France determined to reduce public spending without “cutting with an ax”

No more magic money? This mantra, repeated at will by Bruno Le Maire, Minister of the Economy, since the Covid crisis is struggling to see the light of day. New attempt on Monday, where the government said it had identified “at least 10 billion euros in potential savings”, mainly in health spending and fuel tax benefits. And the whole thing is only supposed to be a “step” to contribute by 2027 to the recovery of the degraded accounts of France.

It must be said that France has failed several times to be slapped on the knuckles by the S & P Global agency, which notes the ability of a country to repay its debt – rather colossal debt in the context of France. The worst was avoided in June, with a rating maintained at AA, one of the best possible. Still, Bruno the Mayor does not want to play with fire again and that the draft budget for 2024 “will require at least 12 billion euros in savings”, according to Bercy.

Time to tighten your belt

“Now that we are back to normal, who would understand that we continue to spend so much? “, said the Minister of Economy, opening in Bercy the Assizes of public finances. These savings will have to be found on health, by fighting against the explosion of sick leave and “the excesses” of drug expenditure, he detailed.
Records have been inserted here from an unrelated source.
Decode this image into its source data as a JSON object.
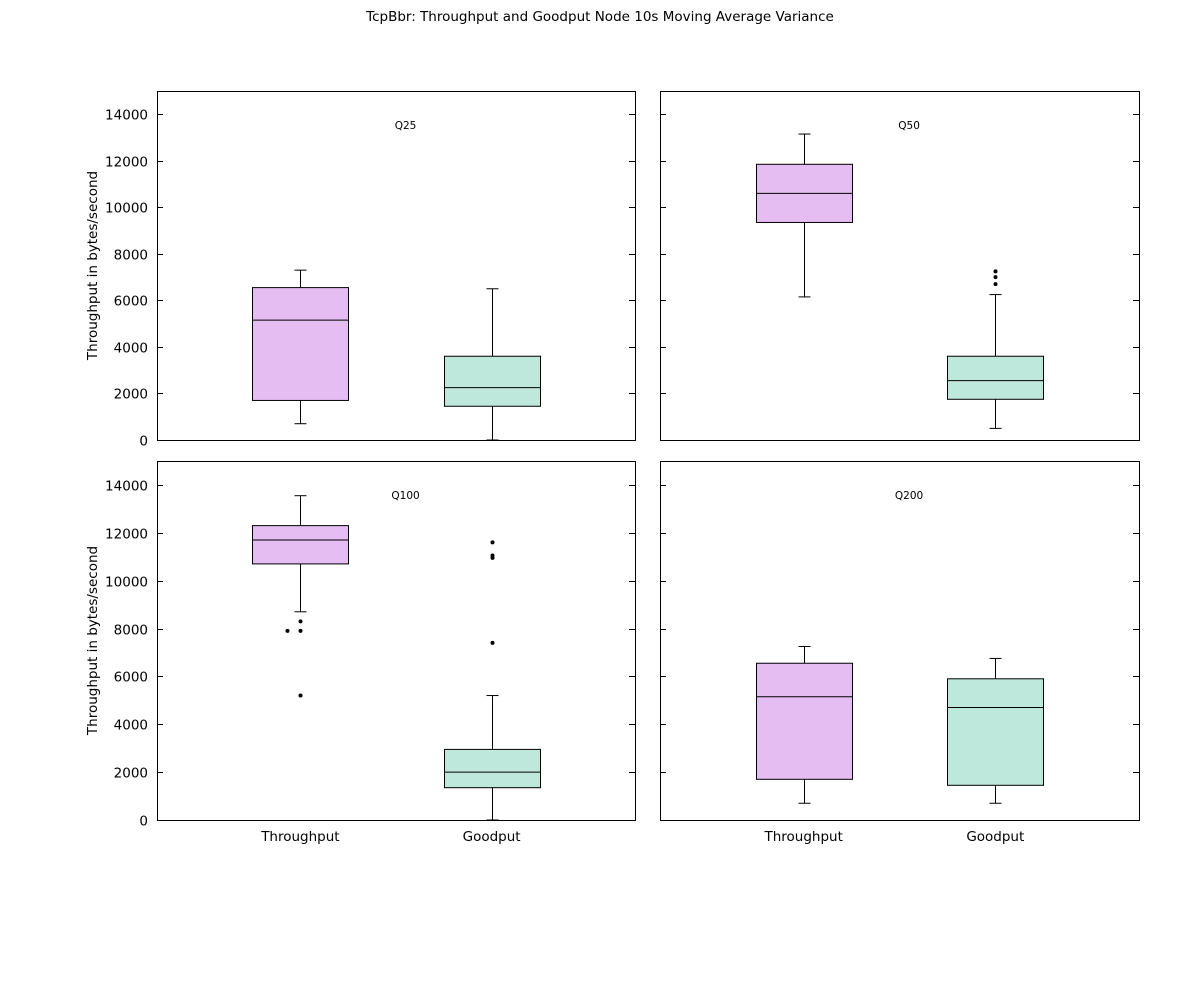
{
  "title": "TcpBbr: Throughput and Goodput Node 10s Moving Average Variance",
  "colors": {
    "throughput_fill": "#e6bdf2",
    "goodput_fill": "#bfe8dd",
    "stroke": "#000000"
  },
  "chart_data": [
    {
      "type": "boxplot",
      "title": "Q25",
      "ylabel": "Throughput in bytes/second",
      "ylim": [
        0,
        15000
      ],
      "yticks": [
        0,
        2000,
        4000,
        6000,
        8000,
        10000,
        12000,
        14000
      ],
      "ytick_labels": [
        "0",
        "2000",
        "4000",
        "6000",
        "8000",
        "10000",
        "12000",
        "14000"
      ],
      "categories": [
        "Throughput",
        "Goodput"
      ],
      "show_xlabels": false,
      "series": [
        {
          "name": "Throughput",
          "whisker_low": 700,
          "q1": 1700,
          "median": 5150,
          "q3": 6550,
          "whisker_high": 7300,
          "outliers": []
        },
        {
          "name": "Goodput",
          "whisker_low": 0,
          "q1": 1450,
          "median": 2250,
          "q3": 3600,
          "whisker_high": 6500,
          "outliers": []
        }
      ]
    },
    {
      "type": "boxplot",
      "title": "Q50",
      "ylabel": "",
      "ylim": [
        0,
        15000
      ],
      "yticks": [
        0,
        2000,
        4000,
        6000,
        8000,
        10000,
        12000,
        14000
      ],
      "ytick_labels": [],
      "categories": [
        "Throughput",
        "Goodput"
      ],
      "show_xlabels": false,
      "series": [
        {
          "name": "Throughput",
          "whisker_low": 6150,
          "q1": 9350,
          "median": 10600,
          "q3": 11850,
          "whisker_high": 13150,
          "outliers": []
        },
        {
          "name": "Goodput",
          "whisker_low": 500,
          "q1": 1750,
          "median": 2550,
          "q3": 3600,
          "whisker_high": 6250,
          "outliers": [
            6700,
            7000,
            7250
          ]
        }
      ]
    },
    {
      "type": "boxplot",
      "title": "Q100",
      "ylabel": "Throughput in bytes/second",
      "ylim": [
        0,
        15000
      ],
      "yticks": [
        0,
        2000,
        4000,
        6000,
        8000,
        10000,
        12000,
        14000
      ],
      "ytick_labels": [
        "0",
        "2000",
        "4000",
        "6000",
        "8000",
        "10000",
        "12000",
        "14000"
      ],
      "categories": [
        "Throughput",
        "Goodput"
      ],
      "show_xlabels": true,
      "series": [
        {
          "name": "Throughput",
          "whisker_low": 8700,
          "q1": 10700,
          "median": 11700,
          "q3": 12300,
          "whisker_high": 13550,
          "outliers": [
            8300,
            7900,
            7900,
            5200
          ]
        },
        {
          "name": "Goodput",
          "whisker_low": 0,
          "q1": 1350,
          "median": 2000,
          "q3": 2950,
          "whisker_high": 5200,
          "outliers": [
            7400,
            10950,
            11050,
            11600
          ]
        }
      ]
    },
    {
      "type": "boxplot",
      "title": "Q200",
      "ylabel": "",
      "ylim": [
        0,
        15000
      ],
      "yticks": [
        0,
        2000,
        4000,
        6000,
        8000,
        10000,
        12000,
        14000
      ],
      "ytick_labels": [],
      "categories": [
        "Throughput",
        "Goodput"
      ],
      "show_xlabels": true,
      "series": [
        {
          "name": "Throughput",
          "whisker_low": 700,
          "q1": 1700,
          "median": 5150,
          "q3": 6550,
          "whisker_high": 7250,
          "outliers": []
        },
        {
          "name": "Goodput",
          "whisker_low": 700,
          "q1": 1450,
          "median": 4700,
          "q3": 5900,
          "whisker_high": 6750,
          "outliers": []
        }
      ]
    }
  ]
}
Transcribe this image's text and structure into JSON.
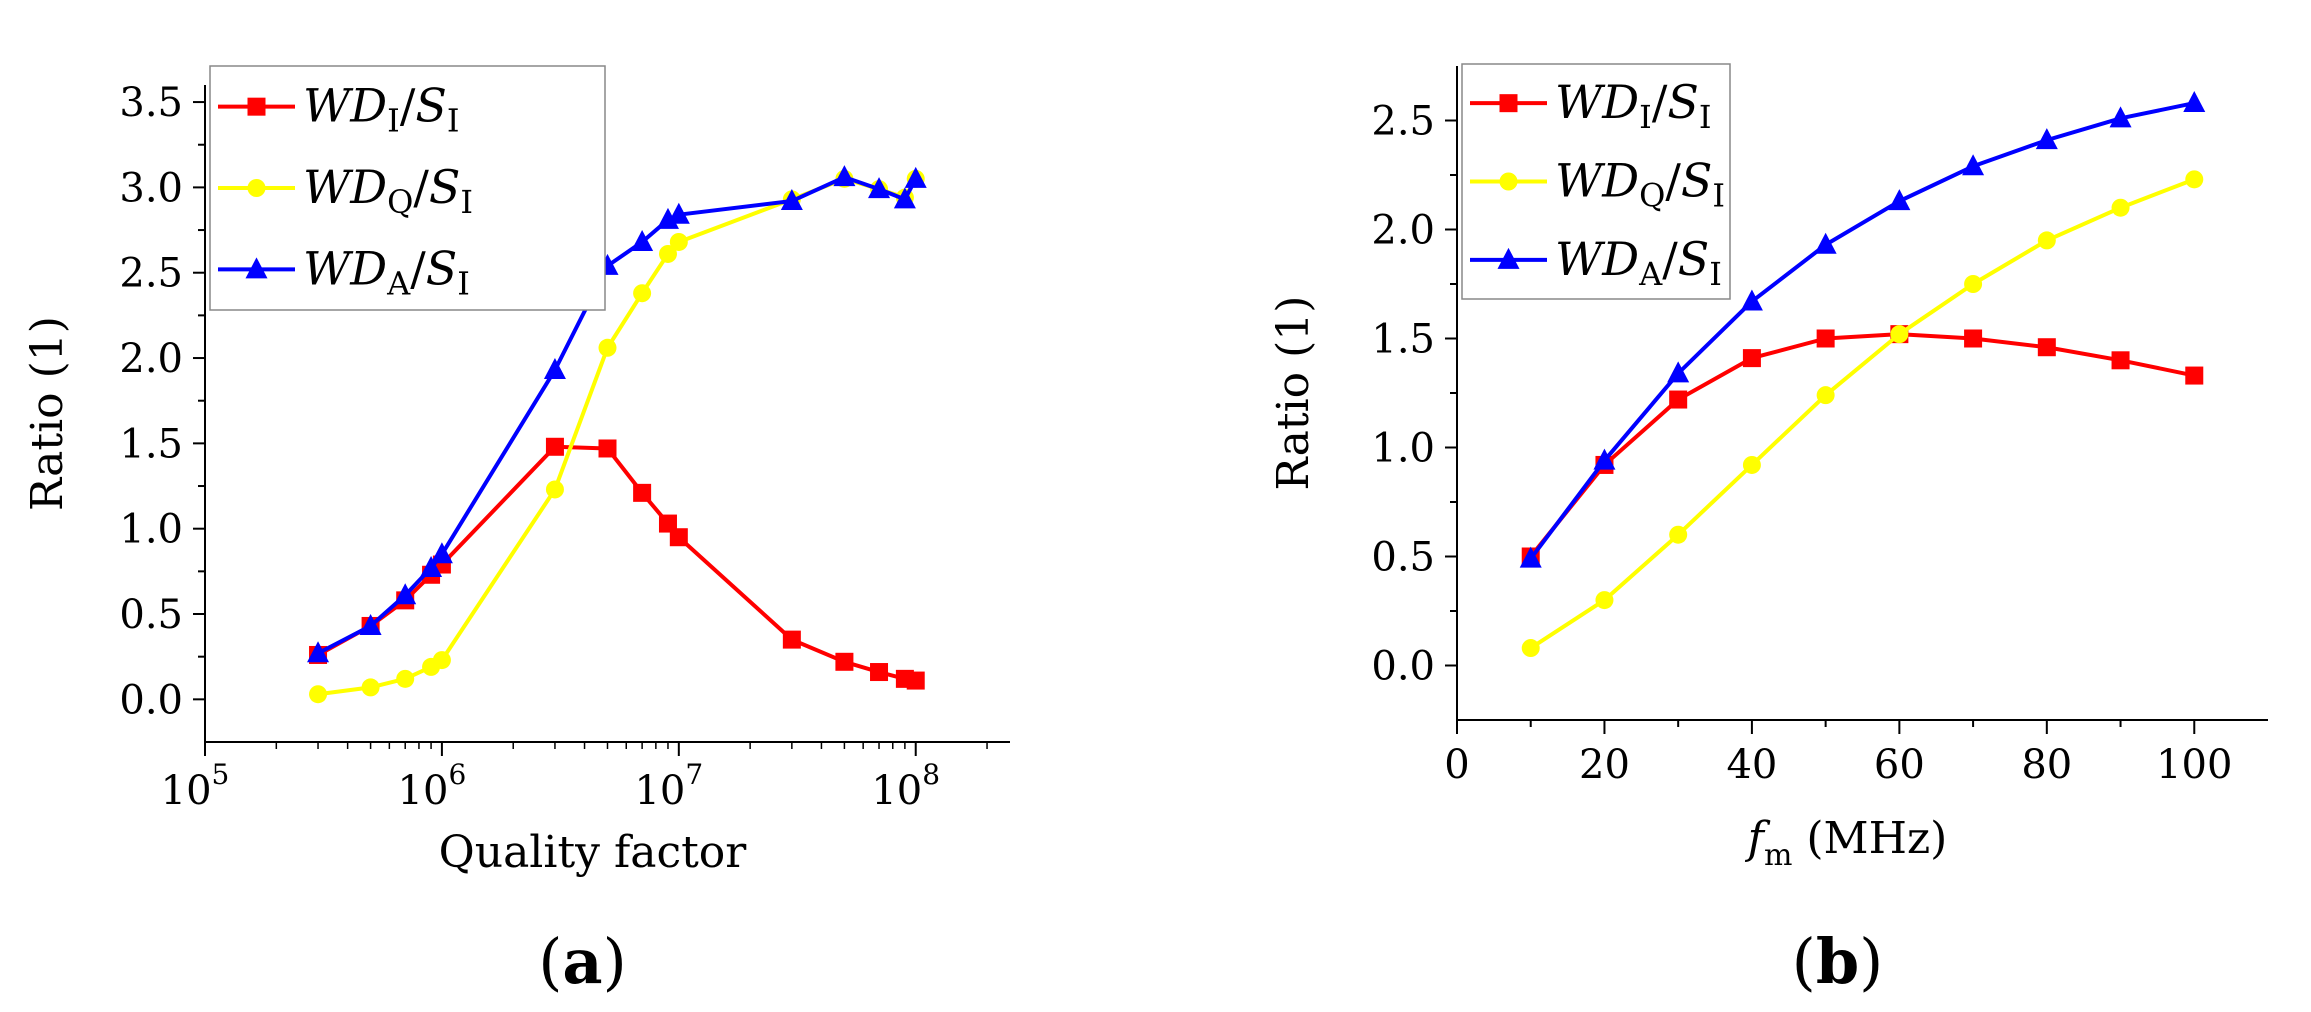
{
  "chart_data": [
    {
      "type": "line",
      "panel_label": "a",
      "xscale": "log",
      "xlabel": "Quality factor",
      "ylabel": "Ratio (1)",
      "xlim": [
        100000,
        250000000
      ],
      "ylim": [
        -0.25,
        3.6
      ],
      "xticks": [
        {
          "value": 100000,
          "base": "10",
          "exp": "5"
        },
        {
          "value": 1000000,
          "base": "10",
          "exp": "6"
        },
        {
          "value": 10000000,
          "base": "10",
          "exp": "7"
        },
        {
          "value": 100000000,
          "base": "10",
          "exp": "8"
        }
      ],
      "yticks": [
        "0.0",
        "0.5",
        "1.0",
        "1.5",
        "2.0",
        "2.5",
        "3.0",
        "3.5"
      ],
      "legend_position": "top-left",
      "x": [
        300000,
        500000,
        700000,
        900000,
        1000000,
        3000000,
        5000000,
        7000000,
        9000000,
        10000000,
        30000000,
        50000000,
        70000000,
        90000000,
        100000000
      ],
      "series": [
        {
          "name": "WD_I/S_I",
          "main": "WD",
          "sub": "I",
          "main2": "S",
          "sub2": "I",
          "color": "#ff0000",
          "marker": "square",
          "values": [
            0.26,
            0.43,
            0.58,
            0.73,
            0.79,
            1.48,
            1.47,
            1.21,
            1.03,
            0.95,
            0.35,
            0.22,
            0.16,
            0.12,
            0.11
          ]
        },
        {
          "name": "WD_Q/S_I",
          "main": "WD",
          "sub": "Q",
          "main2": "S",
          "sub2": "I",
          "color": "#ffff00",
          "marker": "circle",
          "values": [
            0.03,
            0.07,
            0.12,
            0.19,
            0.23,
            1.23,
            2.06,
            2.38,
            2.61,
            2.68,
            2.93,
            3.05,
            2.99,
            2.94,
            3.05
          ]
        },
        {
          "name": "WD_A/S_I",
          "main": "WD",
          "sub": "A",
          "main2": "S",
          "sub2": "I",
          "color": "#0000ff",
          "marker": "triangle",
          "values": [
            0.27,
            0.43,
            0.61,
            0.77,
            0.85,
            1.93,
            2.54,
            2.68,
            2.81,
            2.84,
            2.92,
            3.06,
            2.99,
            2.93,
            3.05
          ]
        }
      ]
    },
    {
      "type": "line",
      "panel_label": "b",
      "xscale": "linear",
      "xlabel_main": "f",
      "xlabel_sub": "m",
      "xlabel_rest": " (MHz)",
      "ylabel": "Ratio (1)",
      "xlim": [
        0,
        110
      ],
      "ylim": [
        -0.25,
        2.75
      ],
      "xticks": [
        "0",
        "20",
        "40",
        "60",
        "80",
        "100"
      ],
      "yticks": [
        "0.0",
        "0.5",
        "1.0",
        "1.5",
        "2.0",
        "2.5"
      ],
      "legend_position": "top-left",
      "x": [
        10,
        20,
        30,
        40,
        50,
        60,
        70,
        80,
        90,
        100
      ],
      "series": [
        {
          "name": "WD_I/S_I",
          "main": "WD",
          "sub": "I",
          "main2": "S",
          "sub2": "I",
          "color": "#ff0000",
          "marker": "square",
          "values": [
            0.5,
            0.92,
            1.22,
            1.41,
            1.5,
            1.52,
            1.5,
            1.46,
            1.4,
            1.33
          ]
        },
        {
          "name": "WD_Q/S_I",
          "main": "WD",
          "sub": "Q",
          "main2": "S",
          "sub2": "I",
          "color": "#ffff00",
          "marker": "circle",
          "values": [
            0.08,
            0.3,
            0.6,
            0.92,
            1.24,
            1.52,
            1.75,
            1.95,
            2.1,
            2.23
          ]
        },
        {
          "name": "WD_A/S_I",
          "main": "WD",
          "sub": "A",
          "main2": "S",
          "sub2": "I",
          "color": "#0000ff",
          "marker": "triangle",
          "values": [
            0.49,
            0.94,
            1.34,
            1.67,
            1.93,
            2.13,
            2.29,
            2.41,
            2.51,
            2.58
          ]
        }
      ]
    }
  ]
}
Housing aid with the abolition of the Pinel system and the overhaul of the zero-rate loan (PTZ), for a saving of two billion euros, as well as support for employment in this period of low unemployment are also in the government visor, more specifically apprenticeship and the personal training account.

Savings everywhere

Another target, the tax advantages on fuels enjoyed by certain professions such as road hauliers or farmers, while France is embarking on the shift to energy transition. They will be phased out by 2030, with support to enable these professions to make this shift.

Asked about the need to find other savings for the draft 2024 budget, a source at Bercy indicated that “there will be others” which will total “probably more” than 12 billion euros, citing a assessment by the Court of Auditors. The Assises are only a “stage”, she added.

“Not an ax policy”

The objective is to reduce France’s heavy indebtedness to 108.3% of GDP (Gross Domestic Product) in 2027 (compared to 111.6% at the end of 2022), which ranks it on the side of the poor European students, and to bring it under the European target of 3% the public deficit (4.7% at the end of 2022). For this, the government is also betting on the end of this famous “magic money” with the end of the energy shield, but also the gains from reforms such as pensions or unemployment insurance, and full employment.

Bruno Le Maire, however, rejected “austerity” and said he did not want an “axe policy, which would kill our growth (…) by cutting expenses blindly”. But “we must assume that we have to save money when we find that the devices do not achieve their results or do not achieve their results enough”, declared Prime Minister Élisabeth Borne at the end of the Assizes.

Good luck anyway

These efforts are deemed all the more necessary as the economic environment is getting tougher, with the re-establishment of European budgetary rules next year and the sharp rise in interest rates which is significantly increasing the debt burden. The government could also, when presenting its next budget, revise its growth forecast for 2023, currently 1% and considered optimistic by most economic institutes.

But between refusal to increase taxation and social tension in the face of high inflation, the enterprise of controlling expenditure promises to be delicate. Especially after a painful pension reform and without an absolute majority in the National Assembly. Proof of this is if there really was a need for it, the three main associations of local elected officials had shunned this Assizes, believing that they disagreed with the analysis of the situation. Good atmosphere.